Ici, l’activisme de Moscou semble se focaliser sur les richesses minérales du continent, en particulier le cobalt, le diamant et l’or. La présence russe dans le secteur minier en Afrique s’appuie, d’une part, sur l’expertise et la maîtrise de la chaîne de valeur dans certaines filières, et sur la sécurité et l’assistance militaire d’autre part.
L’attrait de Moscou pour le Soudan
Ces deux dimensions obéissent à des logiques différentes, juge le chercheur. La première, économique, vise à l’exploitation de minerais et métaux dans lesquels les groupes miniers russes sont présents et reconnus dans ce secteur. C’est le cas de l’entreprise Alrosa, bien implantée en Angola, au Zimbabwe et plus récemment en RD Congo, et de Rusal, actif en Guinée, qui maîtrisent respectivement la filière du diamant et celle de la bauxite.
Ces activités en Afrique renforcent le positionnement sectoriel des acteurs miniers russes sur le marché international. « Bien qu’ils puissent indirectement servir les intérêts de Moscou sur le continent, leur objectif est avant tout de nature économique. »

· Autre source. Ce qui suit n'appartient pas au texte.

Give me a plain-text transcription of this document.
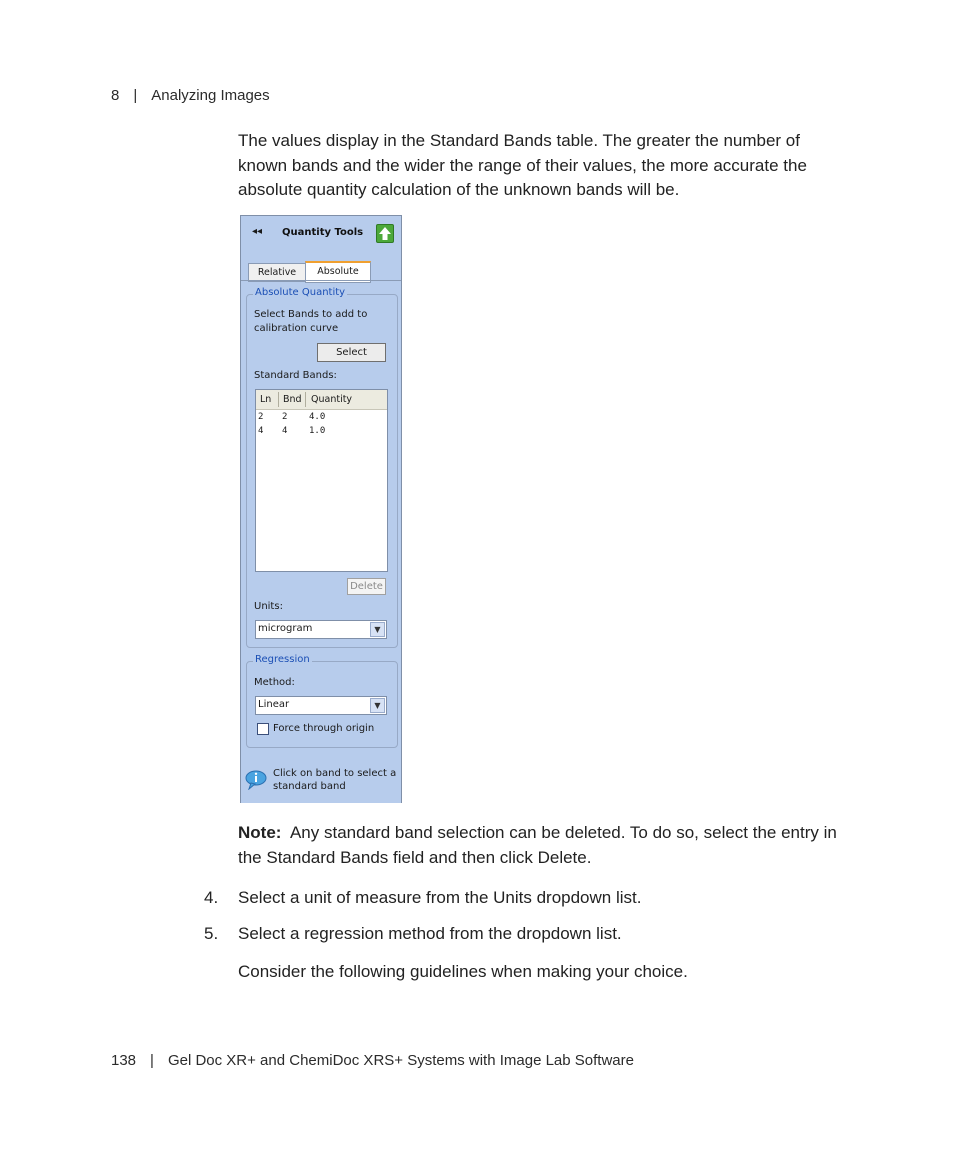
8 | Analyzing Images
The values display in the Standard Bands table. The greater the number of known bands and the wider the range of their values, the more accurate the absolute quantity calculation of the unknown bands will be.
◂◂ Quantity Tools
Relative	Absolute
Absolute Quantity
Select Bands to add to
calibration curve
Select
Standard Bands:
Ln Bnd Quantity
2 2 4.0
4 4 1.0
Delete
Units:
microgram	▼
Regression
Method:
Linear	▼
Force through origin
Click on band to select a
standard band
Note: Any standard band selection can be deleted. To do so, select the entry in the Standard Bands field and then click Delete.
4. Select a unit of measure from the Units dropdown list.
5. Select a regression method from the dropdown list.
Consider the following guidelines when making your choice.
138 | Gel Doc XR+ and ChemiDoc XRS+ Systems with Image Lab Software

La seconde logique concerne les intérêts géopolitiques de la Russie en Afrique. Aussi, l’exploitation des gisements de minerais constitue-t-elle un moyen plus qu’une finalité : le groupe Wagner, dirigé par Evgueni Prigojine, tire profit de ses activités sécuritaires dans certains pays africains où il opère.
En échange de leur appui à des régimes contestés, les mercenaires bénéficient en retour de contrats miniers lucratifs. Les minerais servent alors de monnaie d’échange pour des gouvernements africains qui souhaitent consolider leur pouvoir en s’attachant les services de paramilitaires. « En République centrafricaine, l’intrication entre les activités de Wagner et les sociétés minières Finans M (Russie) et Lobaye Invest (République centrafricaine), supposément contrôlées par Evgueni Prigojine, révèle la nature de ces liens, loin des logiques économiques qui opèrent traditionnellement dans l’industrie minière », relève le Département américain du Trésor.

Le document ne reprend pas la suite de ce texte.